Saturday News: Profiles in courage

SAME-SEX MARRIAGE ADVOCATE PEARL BERLIN LEAVES LEGACY IN HER PASSING: Pearl Berlin, who challenged North Carolina's refusal to recognize same-sex marriages, has died. She was 93. Berlin died Thursday, said Matt Hirschey, head of special projects for Equality NC. Berlin married Ellen Gerber in a synagogue in Greensboro in 2013 and followed with civil ceremony in Maine that year, but their marriage remained legally invalid in North Carolina. With Berlin suffering health problems in 2014, the couple rushed to join the vanguard of efforts to strike down the state ban, so that Gerber could have spousal rights over decisions about her care. The American Civil Liberties Union urged a federal judge to quickly negate the ban, which was deemed unconstitutional that same year. Berlin's memorial service will be held at UNC Greensboro on June 14.

NC'S POOR RECORD ON LGBTQ RIGHTS IS JEOPARDIZING APPLE PROJECT: Opposition stems from the legacy of the HB2 "bathroom" law that became a national flashpoint for anti-discrimination efforts. It was later partially repealed. The news site Axios reported Friday that LGBT activists are "reacting with anger and dismay" over news that Apple is looking at locating at a site in Research Triangle Park. State legislative leaders on Thursday said they would enhance financial incentives to attract major companies, which would include Apple. The Axios story quoted one unnamed activist saying "North Carolina is one of the most hostile states in the country to LGBTQ people." By Friday afternoon, a headline in the tech and entertainment site Mashable read: "Apple may build campus in North Carolina — despite the state's awful anti-LGBTQ laws."

CARRBORO HIGH SCHOOL THEATRICAL PERFORMANCE ON GUN VIOLENCE COINCIDES WITH TEXAS SHOOTINGS: Students from Carrboro High School used the performing arts Friday night to hash out issues of gun violence and gun control. The performance, "A Night for the Fight Against Gun Violence," was planned before the most recent school shooting in Texas claimed national headlines and 10 lives. The performance, included "short plays, monologues and a documentary," to shed light on the spike is mass shootings and the peace movement sparked by America's youth. "I think that tonight is just about hopefully inspiring people to do things in their community to fight against gun violence," student Ellanya Atwater said. "So many school shootings have happened. So many shootings have happened this year, and I just think that our generation has to be the people to let everyone know we're not going to tolerate it."

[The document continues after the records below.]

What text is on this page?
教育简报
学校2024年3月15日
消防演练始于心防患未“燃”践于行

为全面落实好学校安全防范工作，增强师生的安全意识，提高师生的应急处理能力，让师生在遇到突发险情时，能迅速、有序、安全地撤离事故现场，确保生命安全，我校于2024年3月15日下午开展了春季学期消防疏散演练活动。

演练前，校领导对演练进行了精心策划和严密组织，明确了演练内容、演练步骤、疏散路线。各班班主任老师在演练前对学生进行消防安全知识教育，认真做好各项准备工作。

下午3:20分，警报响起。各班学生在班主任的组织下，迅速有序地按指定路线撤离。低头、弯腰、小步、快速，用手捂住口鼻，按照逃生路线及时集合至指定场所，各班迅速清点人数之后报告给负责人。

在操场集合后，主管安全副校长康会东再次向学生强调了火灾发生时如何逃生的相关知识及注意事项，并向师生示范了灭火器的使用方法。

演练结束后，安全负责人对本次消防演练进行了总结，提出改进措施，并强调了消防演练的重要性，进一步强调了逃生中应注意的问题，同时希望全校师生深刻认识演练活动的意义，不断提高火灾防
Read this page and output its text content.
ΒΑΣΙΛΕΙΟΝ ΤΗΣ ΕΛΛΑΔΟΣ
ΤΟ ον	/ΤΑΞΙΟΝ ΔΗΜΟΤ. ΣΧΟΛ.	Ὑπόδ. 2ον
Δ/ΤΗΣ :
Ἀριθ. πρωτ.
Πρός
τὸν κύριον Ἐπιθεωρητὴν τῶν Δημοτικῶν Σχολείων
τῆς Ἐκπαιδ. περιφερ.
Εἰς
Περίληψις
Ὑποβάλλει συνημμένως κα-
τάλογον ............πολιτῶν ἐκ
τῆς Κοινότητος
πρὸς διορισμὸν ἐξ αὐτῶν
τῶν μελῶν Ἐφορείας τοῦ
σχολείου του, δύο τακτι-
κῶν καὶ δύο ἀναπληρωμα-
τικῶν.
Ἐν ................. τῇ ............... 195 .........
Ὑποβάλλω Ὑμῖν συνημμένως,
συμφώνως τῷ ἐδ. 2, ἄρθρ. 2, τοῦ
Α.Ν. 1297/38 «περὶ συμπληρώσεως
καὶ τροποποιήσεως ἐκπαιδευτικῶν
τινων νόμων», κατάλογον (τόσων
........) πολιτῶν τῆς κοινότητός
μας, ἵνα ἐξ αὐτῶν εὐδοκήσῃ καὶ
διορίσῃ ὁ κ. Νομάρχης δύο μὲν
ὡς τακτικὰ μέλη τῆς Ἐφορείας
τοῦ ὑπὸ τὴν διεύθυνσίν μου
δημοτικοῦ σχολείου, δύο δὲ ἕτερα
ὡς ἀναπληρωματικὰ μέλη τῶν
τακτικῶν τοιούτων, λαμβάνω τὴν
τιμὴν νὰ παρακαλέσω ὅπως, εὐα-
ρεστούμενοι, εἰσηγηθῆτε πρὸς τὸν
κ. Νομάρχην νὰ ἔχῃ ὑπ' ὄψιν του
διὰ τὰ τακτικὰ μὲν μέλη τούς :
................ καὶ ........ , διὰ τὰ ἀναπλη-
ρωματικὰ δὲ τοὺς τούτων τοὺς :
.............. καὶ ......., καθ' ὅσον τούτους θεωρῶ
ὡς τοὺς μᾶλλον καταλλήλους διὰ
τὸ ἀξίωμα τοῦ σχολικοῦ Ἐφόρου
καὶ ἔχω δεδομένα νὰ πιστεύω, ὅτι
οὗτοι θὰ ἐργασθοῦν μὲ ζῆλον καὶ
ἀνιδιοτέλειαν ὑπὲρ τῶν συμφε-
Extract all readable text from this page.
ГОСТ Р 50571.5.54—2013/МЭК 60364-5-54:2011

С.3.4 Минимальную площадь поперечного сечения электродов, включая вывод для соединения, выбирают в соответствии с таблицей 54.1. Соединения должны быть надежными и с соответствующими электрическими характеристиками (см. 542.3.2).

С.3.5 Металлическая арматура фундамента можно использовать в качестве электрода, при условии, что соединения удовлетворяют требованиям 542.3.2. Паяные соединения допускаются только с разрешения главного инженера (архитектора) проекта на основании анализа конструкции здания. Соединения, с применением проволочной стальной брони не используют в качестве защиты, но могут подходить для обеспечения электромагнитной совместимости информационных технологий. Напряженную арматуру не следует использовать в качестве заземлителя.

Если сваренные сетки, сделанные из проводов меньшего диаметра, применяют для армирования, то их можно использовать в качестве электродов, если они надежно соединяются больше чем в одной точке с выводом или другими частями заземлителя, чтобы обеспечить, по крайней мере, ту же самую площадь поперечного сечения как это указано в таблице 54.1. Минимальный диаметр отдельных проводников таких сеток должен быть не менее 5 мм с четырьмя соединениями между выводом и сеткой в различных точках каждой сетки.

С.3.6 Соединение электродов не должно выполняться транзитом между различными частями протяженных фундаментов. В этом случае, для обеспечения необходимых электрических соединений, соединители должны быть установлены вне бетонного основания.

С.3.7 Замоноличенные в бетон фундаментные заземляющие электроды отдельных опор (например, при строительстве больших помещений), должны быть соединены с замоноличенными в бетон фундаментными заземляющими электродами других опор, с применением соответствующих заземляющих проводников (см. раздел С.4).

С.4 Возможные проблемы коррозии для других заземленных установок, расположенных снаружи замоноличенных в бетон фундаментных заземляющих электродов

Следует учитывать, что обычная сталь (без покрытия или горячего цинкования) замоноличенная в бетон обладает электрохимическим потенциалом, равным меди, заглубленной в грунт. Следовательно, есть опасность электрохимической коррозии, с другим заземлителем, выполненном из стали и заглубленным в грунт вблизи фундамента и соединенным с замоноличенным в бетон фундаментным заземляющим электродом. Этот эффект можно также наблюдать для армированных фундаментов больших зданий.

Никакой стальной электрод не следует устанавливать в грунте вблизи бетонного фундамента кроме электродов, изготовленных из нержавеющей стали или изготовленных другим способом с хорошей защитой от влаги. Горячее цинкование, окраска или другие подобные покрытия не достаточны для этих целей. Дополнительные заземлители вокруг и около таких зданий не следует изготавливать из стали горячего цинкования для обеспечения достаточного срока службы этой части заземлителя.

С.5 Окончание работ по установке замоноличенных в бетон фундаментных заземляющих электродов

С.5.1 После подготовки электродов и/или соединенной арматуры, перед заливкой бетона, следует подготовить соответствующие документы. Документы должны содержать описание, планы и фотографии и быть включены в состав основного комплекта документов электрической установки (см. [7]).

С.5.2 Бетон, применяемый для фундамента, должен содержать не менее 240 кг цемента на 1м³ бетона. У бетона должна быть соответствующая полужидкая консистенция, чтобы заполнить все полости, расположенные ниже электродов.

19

SOME NC DEMOCRATIC CANDIDATES WARY OF TOM STEYER'S "IMPEACH TRUMP" CAMPAIGN: A California billionaire is bringing his campaign to impeach the president to Charlotte next week, though some of the Democrats he hopes to persuade call it a distraction. "Dan's not interested in hypotheticals," said Aaron Simpson, a spokesman for Democrat Dan McCready, who's running in the 9th District. "Our focus is where it has always been, fighting for affordable health care, better public education, and bringing good-paying jobs to North Carolina." In the 13th District, Democrat Kathy Manning said it's premature to talk about impeachment before special counsel Robert Mueller finishes his investigation. "In the meantime my concern is that Congress is dysfunctional," she told the Observer. "They’re not getting things done. I don’t want people to get distracted by the notion of impeachment. I want them to come together to start getting things done for the people of this country."

MISSOURI LEGISLATURE OPENS SPECIAL SESSION TO EXPLORE IMPEACHING GOVERNOR: Missouri lawmakers opened a historic special session Friday to consider whether to impeach Gov. Eric Greitens for a variety of allegations ranging from sexual misconduct to misuse of a veterans’ charity donor list for his political campaign. It marked the first time Missouri lawmakers had ever achieved the supermajority necessary to summon themselves into a special session. And depending on the outcome of the session, Greitens could become the first Missouri governor ever impeached in an attempt to oust him from office. The opening evening of the special session was quick and merely procedural. During the 30-day session, a special House investigatory committee that has been meeting since March is expected to continue hearing witness testimony before recommending whether to pursue impeachment. If the House votes to impeach Greitens, the Senate then would appoint a judicial panel for a trial on whether to remove him from office.